The industry has certainly been anticipating this. Joshua Camp, CEO of local firm LabCanna, which runs a line of CBD products, called Tennessee a "sleeping giant" of the hemp industry. He was speaking to the Tennessean on occasion of the state's first Hemp Expo, held at the Nashville fairgrounds in September. In contrast to hemp expos a decade ago, which featured clothes, fiber and hemp-seed foods, the most prominent products on display were various CBD preparations.
Remaining federal wrinkles
Passage of the Farm Bill was preceded by efforts to legalize hemp-derived CBD through the courts, exploiting apparent contradictions in federal law. On April 30, the Ninth Circuit US Court of Appeals in San Francisco turned down a bid by the Hemp Industries Association to overturn a DEA rule that explicitly added CBD to the list of controlled substances.
The HIA argued that the DEA rule contravened provisions of the 2014 Farm Bill allowing research in substances derived from industrial hemp. As the legal blog Cultivalaw notes, the Ninth Circuit rejected the appeal on narrow procedural grounds. Although a technical defeat for the CBD industry, HIA v DEA loaned momentum to the push for consistent federal law on the matter.
And where the regulatory apparatus is concerned, the law is still not thoroughly consistent—for the moment. Immediately after Trump signed the Farm Bill, the Food and Drug Administration issued a statement saying it will take steps to identify "pathways for the lawful marketing" of hemp-derived cannabis products, but that for now it remains "unlawful…to introduce food containing added CBD or THC into interstate commerce." As Marijuana Moment blog notes, the FDA said it will "gather additional input relevant to the lawful pathways by which products containing cannabis or cannabis-derived compounds can be marketed."
It was the FDA's June approval of the CBD-based pharmaceutical Epidiolex that forced the DEA to reconsider the cannabinoid's status as a Schedule I substance. The DEA's September ruling drew the line very finely—rescheduling Epidiolex but not CBD itself. With the letter of the law now changed by Congress, it is the FDA's turn to bring its own regulations into conformity. If this doesn't happen soon, further litigation may be forthcoming.
Potential patchwork
Then there is the question of state law. While the Farm Bill removes federal roadblocks to CBD's commercialization, it is up to each state to set its own policy.
An optimistic report from the Brightfield Group, issued just before the Farm Bill passed, anticipates a $22 billion hemp-derived CBD market by 2022 as a fruit of the new legislation. But it warned that "even if the Farm Bill were to pass, states would not be required to create hemp programs or regulatory systems, leaving producers, retailers and consumers in those states in the same conditions they’re in today."
The report on MarketWatch following passage of the bill included a similar caveat: "The overall effect is not assured because...states will continue to be able to enact laws related to CBD and industrial hemp, allowing for a potential patchwork of legislation across the country."

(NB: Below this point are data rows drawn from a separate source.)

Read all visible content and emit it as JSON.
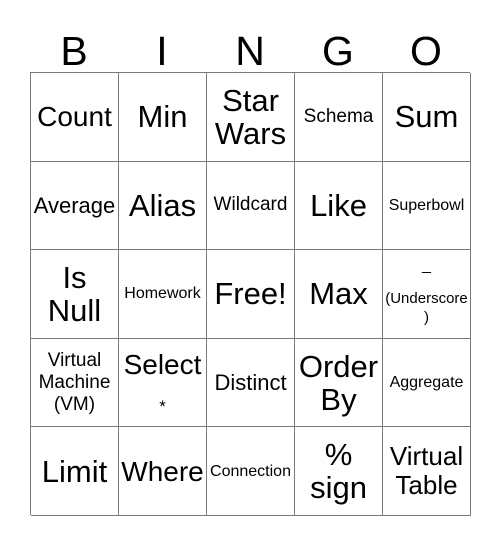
{
  "card": {
    "title": "BINGO",
    "header_letters": [
      "B",
      "I",
      "N",
      "G",
      "O"
    ],
    "colors": {
      "background": "#ffffff",
      "text": "#000000",
      "border": "#7a7a7a"
    },
    "rows": [
      [
        {
          "label": "Count",
          "size": "xl"
        },
        {
          "label": "Min",
          "size": "xxl"
        },
        {
          "label": "Star\nWars",
          "size": "xxl"
        },
        {
          "label": "Schema",
          "size": "sm"
        },
        {
          "label": "Sum",
          "size": "xxl"
        }
      ],
      [
        {
          "label": "Average",
          "size": "md"
        },
        {
          "label": "Alias",
          "size": "xxl"
        },
        {
          "label": "Wildcard",
          "size": "sm"
        },
        {
          "label": "Like",
          "size": "xxl"
        },
        {
          "label": "Superbowl",
          "size": "xs"
        }
      ],
      [
        {
          "label": "Is\nNull",
          "size": "xxl"
        },
        {
          "label": "Homework",
          "size": "xs"
        },
        {
          "label": "Free!",
          "size": "xxl",
          "free_space": true
        },
        {
          "label": "Max",
          "size": "xxl"
        },
        {
          "label": "_\n(Underscore)",
          "size": "xxs",
          "glyph": "_",
          "caption": "(Underscore)"
        }
      ],
      [
        {
          "label": "Virtual\nMachine\n(VM)",
          "size": "sm"
        },
        {
          "label": "Select\n*",
          "size": "xl",
          "main": "Select",
          "sub": "*"
        },
        {
          "label": "Distinct",
          "size": "md"
        },
        {
          "label": "Order\nBy",
          "size": "xxl"
        },
        {
          "label": "Aggregate",
          "size": "xs"
        }
      ],
      [
        {
          "label": "Limit",
          "size": "xxl"
        },
        {
          "label": "Where",
          "size": "xl"
        },
        {
          "label": "Connection",
          "size": "xs"
        },
        {
          "label": "%\nsign",
          "size": "xxl"
        },
        {
          "label": "Virtual\nTable",
          "size": "lg"
        }
      ]
    ]
  }
}
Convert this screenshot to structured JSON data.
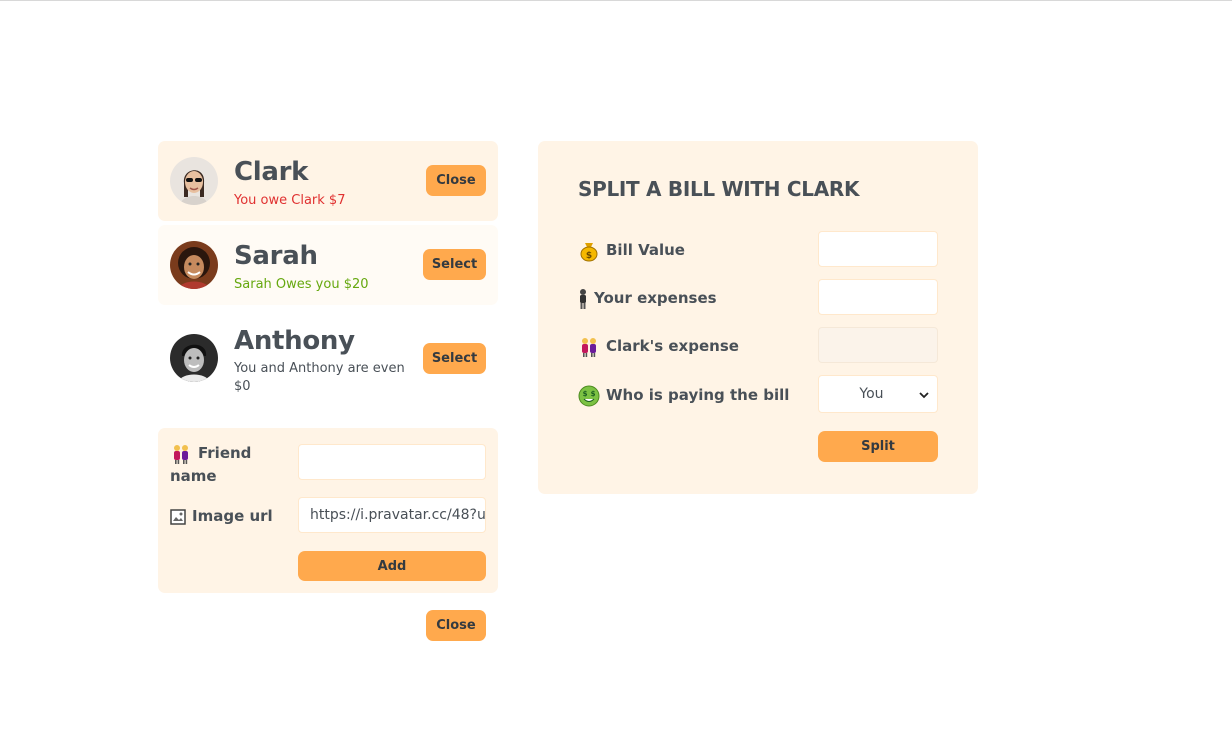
{
  "friends": [
    {
      "name": "Clark",
      "status": "You owe Clark $7",
      "button": "Close"
    },
    {
      "name": "Sarah",
      "status": "Sarah Owes you $20",
      "button": "Select"
    },
    {
      "name": "Anthony",
      "status": "You and Anthony are even $0",
      "button": "Select"
    }
  ],
  "add_form": {
    "friend_name_label": "Friend name",
    "friend_name_value": "",
    "image_url_label": "Image url",
    "image_url_value": "https://i.pravatar.cc/48?u",
    "add_button": "Add"
  },
  "close_button": "Close",
  "split": {
    "title": "SPLIT A BILL WITH CLARK",
    "bill_value_label": "Bill Value",
    "bill_value": "",
    "your_expenses_label": "Your expenses",
    "your_expenses": "",
    "friend_expense_label": "Clark's expense",
    "friend_expense": "",
    "payer_label": "Who is paying the bill",
    "payer_selected": "You",
    "split_button": "Split"
  },
  "colors": {
    "accent": "#ffa94d",
    "panel": "#fff4e6",
    "owe_red": "#e03131",
    "owed_green": "#66a80f"
  },
  "icons": [
    "money-bag-icon",
    "person-standing-icon",
    "two-women-icon",
    "money-mouth-face-icon",
    "framed-picture-icon"
  ]
}
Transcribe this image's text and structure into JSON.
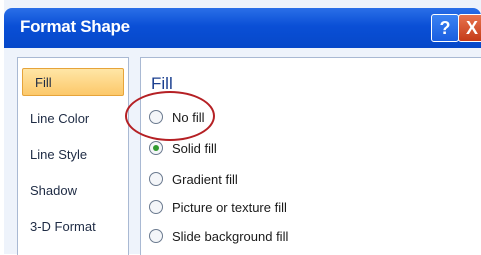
{
  "window": {
    "title": "Format Shape",
    "help_label": "?",
    "close_label": "X"
  },
  "sidebar": {
    "items": [
      {
        "label": "Fill",
        "selected": true
      },
      {
        "label": "Line Color",
        "selected": false
      },
      {
        "label": "Line Style",
        "selected": false
      },
      {
        "label": "Shadow",
        "selected": false
      },
      {
        "label": "3-D Format",
        "selected": false
      }
    ]
  },
  "main": {
    "section_title": "Fill",
    "options": [
      {
        "label": "No fill",
        "checked": false
      },
      {
        "label": "Solid fill",
        "checked": true
      },
      {
        "label": "Gradient fill",
        "checked": false
      },
      {
        "label": "Picture or texture fill",
        "checked": false
      },
      {
        "label": "Slide background fill",
        "checked": false
      }
    ]
  },
  "colors": {
    "titlebar": "#0a4fd6",
    "selected_item": "#fcc86a",
    "highlight_ring": "#b52024",
    "radio_checked": "#2f9a2f"
  }
}
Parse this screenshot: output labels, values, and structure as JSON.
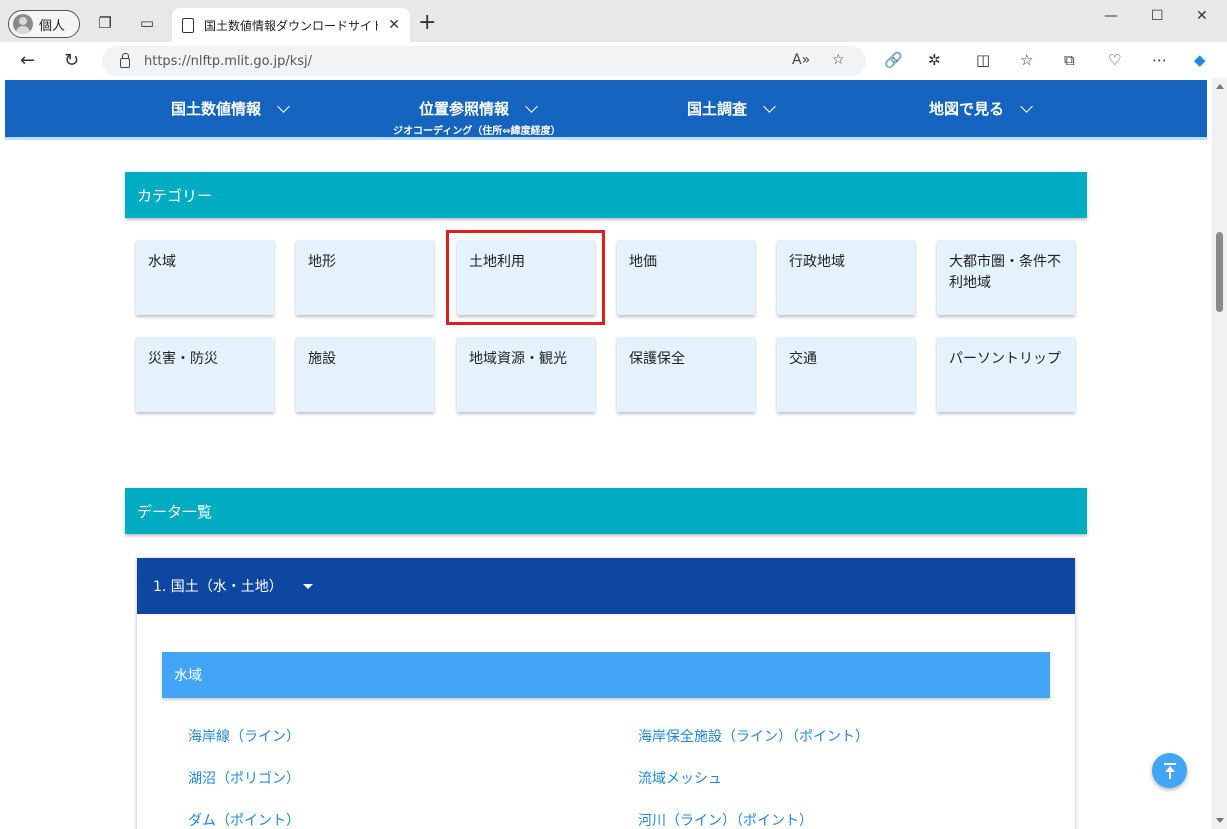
{
  "browser": {
    "profile_label": "個人",
    "tab_title": "国土数値情報ダウンロードサイト",
    "url": "https://nlftp.mlit.go.jp/ksj/"
  },
  "site_nav": {
    "items": [
      {
        "label": "国土数値情報"
      },
      {
        "label": "位置参照情報"
      },
      {
        "label": "国土調査"
      },
      {
        "label": "地図で見る"
      }
    ],
    "sub_label": "ジオコーディング（住所⇔緯度経度）"
  },
  "categories": {
    "heading": "カテゴリー",
    "items": [
      "水域",
      "地形",
      "土地利用",
      "地価",
      "行政地域",
      "大都市圏・条件不利地域",
      "災害・防災",
      "施設",
      "地域資源・観光",
      "保護保全",
      "交通",
      "パーソントリップ"
    ],
    "highlighted": "土地利用"
  },
  "data_list": {
    "heading": "データ一覧",
    "panel_title": "1. 国土（水・土地）",
    "subsection": "水域",
    "links": [
      "海岸線（ライン）",
      "海岸保全施設（ライン）（ポイント）",
      "湖沼（ポリゴン）",
      "流域メッシュ",
      "ダム（ポイント）",
      "河川（ライン）（ポイント）"
    ]
  }
}
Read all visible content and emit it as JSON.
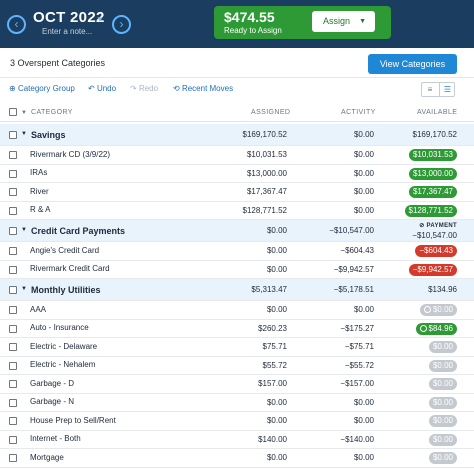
{
  "header": {
    "month": "OCT 2022",
    "note_placeholder": "Enter a note...",
    "ready_amount": "$474.55",
    "ready_label": "Ready to Assign",
    "assign_label": "Assign"
  },
  "overspent_text": "3 Overspent Categories",
  "view_categories_label": "View Categories",
  "toolbar": {
    "category_group": "Category Group",
    "undo": "Undo",
    "redo": "Redo",
    "recent_moves": "Recent Moves"
  },
  "columns": {
    "category": "CATEGORY",
    "assigned": "ASSIGNED",
    "activity": "ACTIVITY",
    "available": "AVAILABLE"
  },
  "rows": [
    {
      "group": true,
      "name": "Savings",
      "assigned": "$169,170.52",
      "activity": "$0.00",
      "available": "$169,170.52"
    },
    {
      "name": "Rivermark CD (3/9/22)",
      "assigned": "$10,031.53",
      "activity": "$0.00",
      "available": "$10,031.53",
      "pill": "green"
    },
    {
      "name": "IRAs",
      "assigned": "$13,000.00",
      "activity": "$0.00",
      "available": "$13,000.00",
      "pill": "green"
    },
    {
      "name": "River",
      "assigned": "$17,367.47",
      "activity": "$0.00",
      "available": "$17,367.47",
      "pill": "green"
    },
    {
      "name": "R & A",
      "assigned": "$128,771.52",
      "activity": "$0.00",
      "available": "$128,771.52",
      "pill": "green"
    },
    {
      "group": true,
      "name": "Credit Card Payments",
      "assigned": "$0.00",
      "activity": "−$10,547.00",
      "available": "−$10,547.00",
      "payment_label": "PAYMENT"
    },
    {
      "name": "Angie's Credit Card",
      "assigned": "$0.00",
      "activity": "−$604.43",
      "available": "−$604.43",
      "pill": "red"
    },
    {
      "name": "Rivermark Credit Card",
      "assigned": "$0.00",
      "activity": "−$9,942.57",
      "available": "−$9,942.57",
      "pill": "red"
    },
    {
      "group": true,
      "name": "Monthly Utilities",
      "assigned": "$5,313.47",
      "activity": "−$5,178.51",
      "available": "$134.96"
    },
    {
      "name": "AAA",
      "assigned": "$0.00",
      "activity": "$0.00",
      "available": "$0.00",
      "pill": "gray",
      "icon": true
    },
    {
      "name": "Auto - Insurance",
      "assigned": "$260.23",
      "activity": "−$175.27",
      "available": "$84.96",
      "pill": "green",
      "icon": true
    },
    {
      "name": "Electric - Delaware",
      "assigned": "$75.71",
      "activity": "−$75.71",
      "available": "$0.00",
      "pill": "gray"
    },
    {
      "name": "Electric - Nehalem",
      "assigned": "$55.72",
      "activity": "−$55.72",
      "available": "$0.00",
      "pill": "gray"
    },
    {
      "name": "Garbage - D",
      "assigned": "$157.00",
      "activity": "−$157.00",
      "available": "$0.00",
      "pill": "gray"
    },
    {
      "name": "Garbage - N",
      "assigned": "$0.00",
      "activity": "$0.00",
      "available": "$0.00",
      "pill": "gray"
    },
    {
      "name": "House Prep to Sell/Rent",
      "assigned": "$0.00",
      "activity": "$0.00",
      "available": "$0.00",
      "pill": "gray"
    },
    {
      "name": "Internet - Both",
      "assigned": "$140.00",
      "activity": "−$140.00",
      "available": "$0.00",
      "pill": "gray"
    },
    {
      "name": "Mortgage",
      "assigned": "$0.00",
      "activity": "$0.00",
      "available": "$0.00",
      "pill": "gray"
    }
  ],
  "colors": {
    "header_bg": "#1b3d5f",
    "ready_green": "#2e9a35",
    "accent_blue": "#1f88d6",
    "overspent_red": "#d33a2c",
    "zero_gray": "#c4c9cf",
    "group_row_bg": "#e8f3fb"
  }
}
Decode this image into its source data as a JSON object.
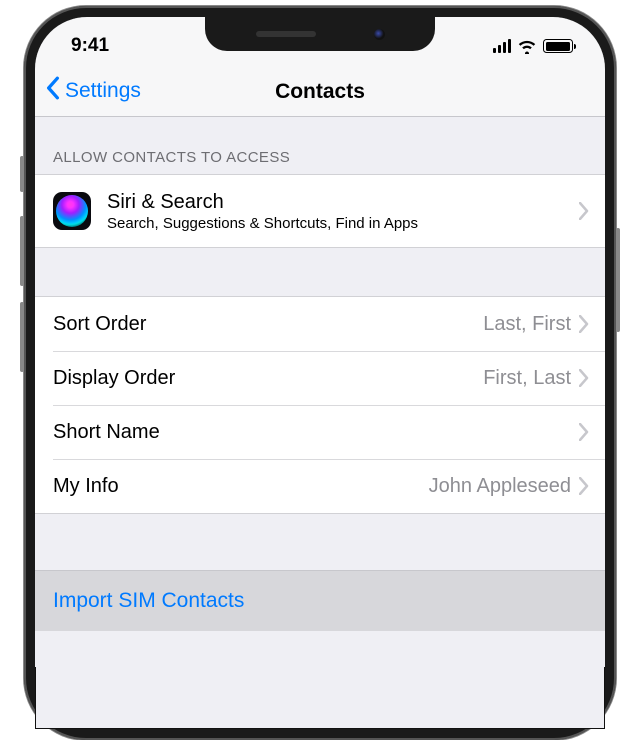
{
  "status": {
    "time": "9:41"
  },
  "nav": {
    "back_label": "Settings",
    "title": "Contacts"
  },
  "sections": {
    "access_header": "Allow Contacts to Access",
    "siri": {
      "title": "Siri & Search",
      "subtitle": "Search, Suggestions & Shortcuts, Find in Apps"
    },
    "rows": {
      "sort_order": {
        "label": "Sort Order",
        "value": "Last, First"
      },
      "display_order": {
        "label": "Display Order",
        "value": "First, Last"
      },
      "short_name": {
        "label": "Short Name",
        "value": ""
      },
      "my_info": {
        "label": "My Info",
        "value": "John Appleseed"
      }
    },
    "import_label": "Import SIM Contacts"
  },
  "colors": {
    "tint": "#007aff",
    "group_bg": "#efeff4",
    "cell_bg": "#ffffff",
    "secondary_text": "#8e8e93"
  }
}
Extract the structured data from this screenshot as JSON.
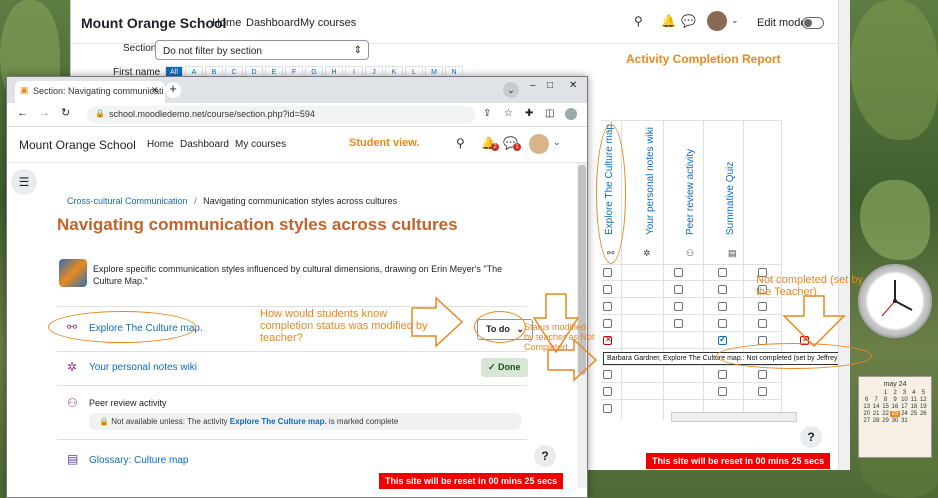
{
  "back_window": {
    "brand": "Mount Orange School",
    "nav": [
      "Home",
      "Dashboard",
      "My courses"
    ],
    "edit_mode_label": "Edit mode",
    "section_label": "Section",
    "section_select": "Do not filter by section",
    "firstname_label": "First name",
    "letters": [
      "All",
      "A",
      "B",
      "C",
      "D",
      "E",
      "F",
      "G",
      "H",
      "I",
      "J",
      "K",
      "L",
      "M",
      "N"
    ],
    "report_title": "Activity Completion Report",
    "activities": [
      "Explore The Culture map.",
      "Your personal notes wiki",
      "Peer review activity",
      "Summative Quiz"
    ],
    "tooltip": "Barbara Gardner, Explore The Culture map.: Not completed (set by Jeffrey Sanders)",
    "reset_banner": "This site will be reset in 00 mins 25 secs",
    "help": "?"
  },
  "front_window": {
    "tab_title": "Section: Navigating communicati",
    "url": "school.moodledemo.net/course/section.php?id=594",
    "brand": "Mount Orange School",
    "nav": [
      "Home",
      "Dashboard",
      "My courses"
    ],
    "student_view_label": "Student view.",
    "notif_count": "2",
    "msg_count": "1",
    "breadcrumb": {
      "course": "Cross-cultural Communication",
      "separator": "/",
      "section": "Navigating communication styles across cultures"
    },
    "page_title": "Navigating communication styles across cultures",
    "intro": "Explore specific communication styles influenced by cultural dimensions, drawing on Erin Meyer's \"The Culture Map.\"",
    "activities": [
      {
        "name": "Explore The Culture map.",
        "status": "To do"
      },
      {
        "name": "Your personal notes wiki",
        "status": "Done"
      },
      {
        "name": "Peer review activity",
        "restriction_prefix": "Not available unless: The activity",
        "restriction_link": "Explore The Culture map.",
        "restriction_suffix": "is marked complete"
      },
      {
        "name": "Glossary: Culture map"
      }
    ],
    "help": "?",
    "reset_banner": "This site will be reset in 00 mins 25 secs"
  },
  "annotations": {
    "question": "How would students know completion status was modified by teacher?",
    "status_modified": "Status modified by teacher as Not Completed.",
    "not_completed": "Not completed (set by the Teacher)"
  },
  "calendar": {
    "month": "may 24",
    "days": [
      "",
      "",
      "1",
      "2",
      "3",
      "4",
      "5",
      "6",
      "7",
      "8",
      "9",
      "10",
      "11",
      "12",
      "13",
      "14",
      "15",
      "16",
      "17",
      "18",
      "19",
      "20",
      "21",
      "22",
      "23",
      "24",
      "25",
      "26",
      "27",
      "28",
      "29",
      "30",
      "31",
      "",
      ""
    ],
    "today": "23"
  },
  "colors": {
    "accent_orange": "#e8891f",
    "moodle_blue": "#0f6cbf",
    "title_brown": "#c0642b",
    "reset_red": "#ee0000"
  }
}
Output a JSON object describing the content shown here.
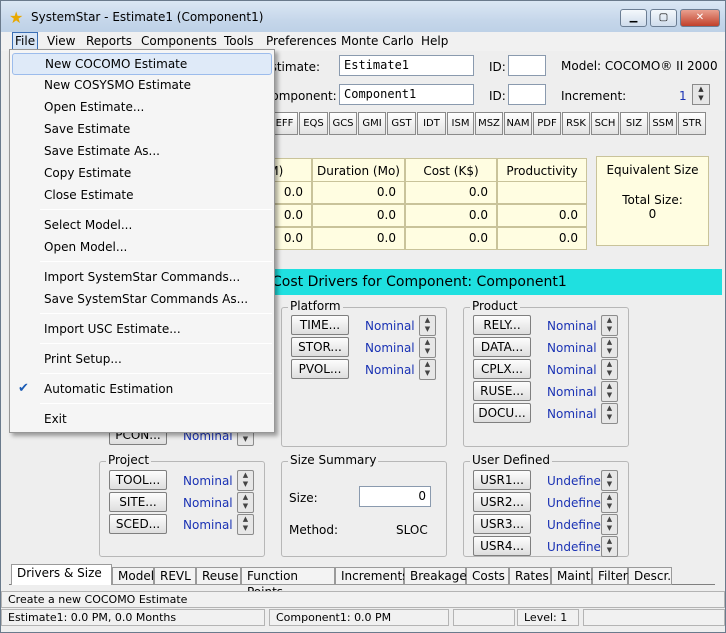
{
  "title": "SystemStar - Estimate1 (Component1)",
  "menubar": [
    "File",
    "View",
    "Reports",
    "Components",
    "Tools",
    "Preferences",
    "Monte Carlo",
    "Help"
  ],
  "header": {
    "estimate_label": "Estimate:",
    "estimate_value": "Estimate1",
    "id_label": "ID:",
    "model_label": "Model: COCOMO® II 2000",
    "component_label": "Component:",
    "component_value": "Component1",
    "id_label2": "ID:",
    "increment_label": "Increment:",
    "increment_value": "1"
  },
  "toolbar": [
    "EFF",
    "EQS",
    "GCS",
    "GMI",
    "GST",
    "IDT",
    "ISM",
    "MSZ",
    "NAM",
    "PDF",
    "RSK",
    "SCH",
    "SIZ",
    "SSM",
    "STR"
  ],
  "results": {
    "headers": [
      "Effort (PM)",
      "Duration (Mo)",
      "Cost (K$)",
      "Productivity"
    ],
    "rows": [
      [
        "0.0",
        "0.0",
        "0.0",
        ""
      ],
      [
        "0.0",
        "0.0",
        "0.0",
        "0.0"
      ],
      [
        "0.0",
        "0.0",
        "0.0",
        "0.0"
      ]
    ],
    "equiv_title": "Equivalent Size",
    "total_size_label": "Total Size:",
    "total_size_value": "0"
  },
  "banner": "Cost Drivers for Component: Component1",
  "platform": {
    "title": "Platform",
    "drivers": [
      {
        "btn": "TIME...",
        "val": "Nominal"
      },
      {
        "btn": "STOR...",
        "val": "Nominal"
      },
      {
        "btn": "PVOL...",
        "val": "Nominal"
      }
    ]
  },
  "product": {
    "title": "Product",
    "drivers": [
      {
        "btn": "RELY...",
        "val": "Nominal"
      },
      {
        "btn": "DATA...",
        "val": "Nominal"
      },
      {
        "btn": "CPLX...",
        "val": "Nominal"
      },
      {
        "btn": "RUSE...",
        "val": "Nominal"
      },
      {
        "btn": "DOCU...",
        "val": "Nominal"
      }
    ]
  },
  "personnel": {
    "btn": "PCON...",
    "val": "Nominal"
  },
  "project": {
    "title": "Project",
    "drivers": [
      {
        "btn": "TOOL...",
        "val": "Nominal"
      },
      {
        "btn": "SITE...",
        "val": "Nominal"
      },
      {
        "btn": "SCED...",
        "val": "Nominal"
      }
    ]
  },
  "size_summary": {
    "title": "Size Summary",
    "size_label": "Size:",
    "size_value": "0",
    "method_label": "Method:",
    "method_value": "SLOC"
  },
  "user_defined": {
    "title": "User Defined",
    "drivers": [
      {
        "btn": "USR1...",
        "val": "Undefined"
      },
      {
        "btn": "USR2...",
        "val": "Undefined"
      },
      {
        "btn": "USR3...",
        "val": "Undefined"
      },
      {
        "btn": "USR4...",
        "val": "Undefined"
      }
    ]
  },
  "tabs": [
    "Drivers & Size",
    "Model",
    "REVL",
    "Reuse",
    "Function Points",
    "Increments",
    "Breakage",
    "Costs",
    "Rates",
    "Maint.",
    "Filter",
    "Descr."
  ],
  "status_line": "Create a new COCOMO Estimate",
  "status_bar": {
    "estimate": "Estimate1:  0.0 PM,  0.0 Months",
    "component": "Component1:  0.0 PM",
    "level_label": "Level:",
    "level_value": "1"
  },
  "file_menu": [
    "New COCOMO Estimate",
    "New COSYSMO Estimate",
    "Open Estimate...",
    "Save Estimate",
    "Save Estimate As...",
    "Copy Estimate",
    "Close Estimate",
    "Select Model...",
    "Open Model...",
    "Import SystemStar Commands...",
    "Save SystemStar Commands As...",
    "Import USC Estimate...",
    "Print Setup...",
    "Automatic Estimation",
    "Exit"
  ],
  "colors": {
    "banner": "#1fe0e0",
    "value_text": "#1a32b4",
    "cell_bg": "#fffde1"
  }
}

One obvious dilemma is posed by California, where state health authorities in July actually banned preparations of CBD derived from industrial hemp rather than from psychoactive cannabis (marijuana). The California Department of Public Health found that CBD derived from industrial hemp did not fall under the purview of the state's cannabis regulations.
This will hopefully be reversed now that Congress has officially made CBD kosher. But it may take a while for the states to catch up with federal law—and even for federal regulations to catch up with the new law. Until then, elements of the erstwhile legal grey zone may persist.